The News
Director of National Intelligence Tulsi Gabbard ended her first of two high-profile Hill appearances on Wednesday with the continued confidence of the White House, even as she offered mixed signals about one of its central rationales for the Iran war.
Gabbard, testifying in front of the Senate Intelligence Committee, said the Iranian regime “appears to be intact but largely degraded” weeks into its conflict with the US and Israel. “Even if the regime remains intact,” she added, “internal tensions are likely to increase as Iran’s economy worsens.”
But Gabbard, a longtime critic of US foreign intervention, omitted from her verbal remarks — citing time restrictions — a portion of her written statement that asserted that “Iran’s nuclear enrichment program was obliterated” by last year’s 12-day Iran-Israel war. The omitted portion also stated that the regime has made “no efforts since then to try to rebuild their enrichment capability.”
President Donald Trump has repeatedly stated that he began the war with Iran because the country was just weeks away from obtaining a nuclear weapon, describing the threat as “imminent.” One of Gabbard’s top aides, Joe Kent, cited opposition to the war in his public resignation on Tuesday, and the Washington Post has reported that she joined Kent in a meeting with Vice President JD Vance where the resignation got discussed.
“The intelligence community assessed that Iran maintained the intention to rebuild and to continue to grow their nuclear enrichment capabilities,” Gabbard later said when senators pressed her about whether there was an imminent threat assessment. “The only person who can determine what is and is not an imminent threat is the president.”
That’s in line with the carefully worded statement Gabbard released after Kent’s resignation, which did not include a line about whether she believes that Iran posed an imminent threat.

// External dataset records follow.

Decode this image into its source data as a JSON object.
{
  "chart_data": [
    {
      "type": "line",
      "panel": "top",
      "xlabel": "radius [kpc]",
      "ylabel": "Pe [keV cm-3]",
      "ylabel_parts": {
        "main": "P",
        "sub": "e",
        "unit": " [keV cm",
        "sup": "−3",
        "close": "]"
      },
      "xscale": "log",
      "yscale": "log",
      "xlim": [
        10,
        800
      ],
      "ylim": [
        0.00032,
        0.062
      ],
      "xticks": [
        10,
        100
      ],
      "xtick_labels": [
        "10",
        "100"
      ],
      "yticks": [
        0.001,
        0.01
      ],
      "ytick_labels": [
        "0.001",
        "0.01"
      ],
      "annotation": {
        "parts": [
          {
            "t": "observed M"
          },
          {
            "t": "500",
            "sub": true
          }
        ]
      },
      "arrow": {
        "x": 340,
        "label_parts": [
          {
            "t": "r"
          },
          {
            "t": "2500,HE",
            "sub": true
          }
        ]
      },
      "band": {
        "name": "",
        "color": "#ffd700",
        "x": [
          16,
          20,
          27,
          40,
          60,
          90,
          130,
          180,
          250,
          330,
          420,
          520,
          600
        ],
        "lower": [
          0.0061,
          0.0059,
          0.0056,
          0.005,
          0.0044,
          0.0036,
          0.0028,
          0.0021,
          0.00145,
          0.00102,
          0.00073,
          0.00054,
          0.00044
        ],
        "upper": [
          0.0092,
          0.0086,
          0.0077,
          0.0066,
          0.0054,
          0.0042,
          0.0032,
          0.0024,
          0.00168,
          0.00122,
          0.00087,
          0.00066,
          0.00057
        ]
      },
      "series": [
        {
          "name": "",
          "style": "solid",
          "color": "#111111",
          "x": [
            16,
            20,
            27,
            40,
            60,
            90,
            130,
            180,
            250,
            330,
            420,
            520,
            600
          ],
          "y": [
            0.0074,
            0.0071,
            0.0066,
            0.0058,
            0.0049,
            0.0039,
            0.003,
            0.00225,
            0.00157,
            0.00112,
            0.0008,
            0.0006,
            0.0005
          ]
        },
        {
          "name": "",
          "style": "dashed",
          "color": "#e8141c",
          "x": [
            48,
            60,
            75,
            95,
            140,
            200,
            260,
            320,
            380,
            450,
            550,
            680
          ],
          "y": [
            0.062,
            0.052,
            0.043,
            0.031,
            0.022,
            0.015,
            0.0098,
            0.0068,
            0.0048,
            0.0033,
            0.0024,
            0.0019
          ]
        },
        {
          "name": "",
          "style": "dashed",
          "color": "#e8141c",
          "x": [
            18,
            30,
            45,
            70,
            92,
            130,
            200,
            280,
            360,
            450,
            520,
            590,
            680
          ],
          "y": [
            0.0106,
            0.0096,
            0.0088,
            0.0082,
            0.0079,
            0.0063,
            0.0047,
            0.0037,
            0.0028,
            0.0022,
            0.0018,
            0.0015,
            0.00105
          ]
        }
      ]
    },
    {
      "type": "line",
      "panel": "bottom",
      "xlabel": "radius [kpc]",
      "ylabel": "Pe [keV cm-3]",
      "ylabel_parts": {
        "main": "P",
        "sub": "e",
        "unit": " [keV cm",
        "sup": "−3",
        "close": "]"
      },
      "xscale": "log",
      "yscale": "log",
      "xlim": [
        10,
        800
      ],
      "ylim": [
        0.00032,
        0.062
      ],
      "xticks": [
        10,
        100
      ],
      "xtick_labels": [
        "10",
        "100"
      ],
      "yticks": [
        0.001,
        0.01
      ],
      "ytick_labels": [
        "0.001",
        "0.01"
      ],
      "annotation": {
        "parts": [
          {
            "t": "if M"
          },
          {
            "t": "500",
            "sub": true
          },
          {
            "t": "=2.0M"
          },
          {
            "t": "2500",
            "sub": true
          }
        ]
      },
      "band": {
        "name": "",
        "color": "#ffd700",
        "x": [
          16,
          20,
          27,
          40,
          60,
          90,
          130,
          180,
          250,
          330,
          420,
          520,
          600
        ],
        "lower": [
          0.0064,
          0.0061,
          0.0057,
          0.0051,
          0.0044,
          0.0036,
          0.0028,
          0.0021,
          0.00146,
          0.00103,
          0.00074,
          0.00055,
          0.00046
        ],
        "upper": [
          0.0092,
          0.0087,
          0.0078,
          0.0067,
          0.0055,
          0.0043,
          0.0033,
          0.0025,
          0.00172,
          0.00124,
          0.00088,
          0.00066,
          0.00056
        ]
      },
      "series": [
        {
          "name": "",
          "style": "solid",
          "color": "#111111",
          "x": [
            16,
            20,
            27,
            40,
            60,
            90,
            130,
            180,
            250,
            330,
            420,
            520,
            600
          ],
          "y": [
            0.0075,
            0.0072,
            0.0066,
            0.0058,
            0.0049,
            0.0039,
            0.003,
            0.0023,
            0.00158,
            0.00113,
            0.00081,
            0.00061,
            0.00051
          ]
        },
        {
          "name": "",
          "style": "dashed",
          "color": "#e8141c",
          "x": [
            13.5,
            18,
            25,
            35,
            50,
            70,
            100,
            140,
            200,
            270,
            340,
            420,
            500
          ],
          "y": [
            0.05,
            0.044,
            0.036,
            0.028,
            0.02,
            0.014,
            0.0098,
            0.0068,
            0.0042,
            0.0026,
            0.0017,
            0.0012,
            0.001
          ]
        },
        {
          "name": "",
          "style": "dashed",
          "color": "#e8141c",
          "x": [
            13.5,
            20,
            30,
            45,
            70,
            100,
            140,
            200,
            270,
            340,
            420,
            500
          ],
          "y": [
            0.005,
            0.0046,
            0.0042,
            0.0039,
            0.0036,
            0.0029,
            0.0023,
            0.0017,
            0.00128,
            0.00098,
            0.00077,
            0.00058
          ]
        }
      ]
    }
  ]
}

Instead, she specified that Trump “concluded that the terrorist Islamist regime in Iran posed an imminent threat.”
Earlier Monday, White House press secretary Karoline Leavitt told reporters that “to her knowledge” Gabbard’s position is not in jeopardy.
“I haven’t heard the president say that,” Leavitt said. “So obviously that’s a question for him, but I haven’t heard him say that at all.”
Know More
Gabbard’s verbal remarks throughout the hearing were at times more forceful in her defense of the goals of the war than the portions of her written statement she didn’t read aloud.
She told senators that the intelligence community determined that, if a “hostile regime survives” the war, “it will likely seek to begin a years-long effort to rebuild its” military infrastructure.
And she indicated at one point that Iran “was trying to recover from the severe damage to its nuclear infrastructure” during last year’s conflict, a softened version of her written explanation.
She is slated to testify again in the House on Thursday morning.
Notable
- Kent’s resignation laid bare the rift within Trump’s base over the Iran war, Semafor reported.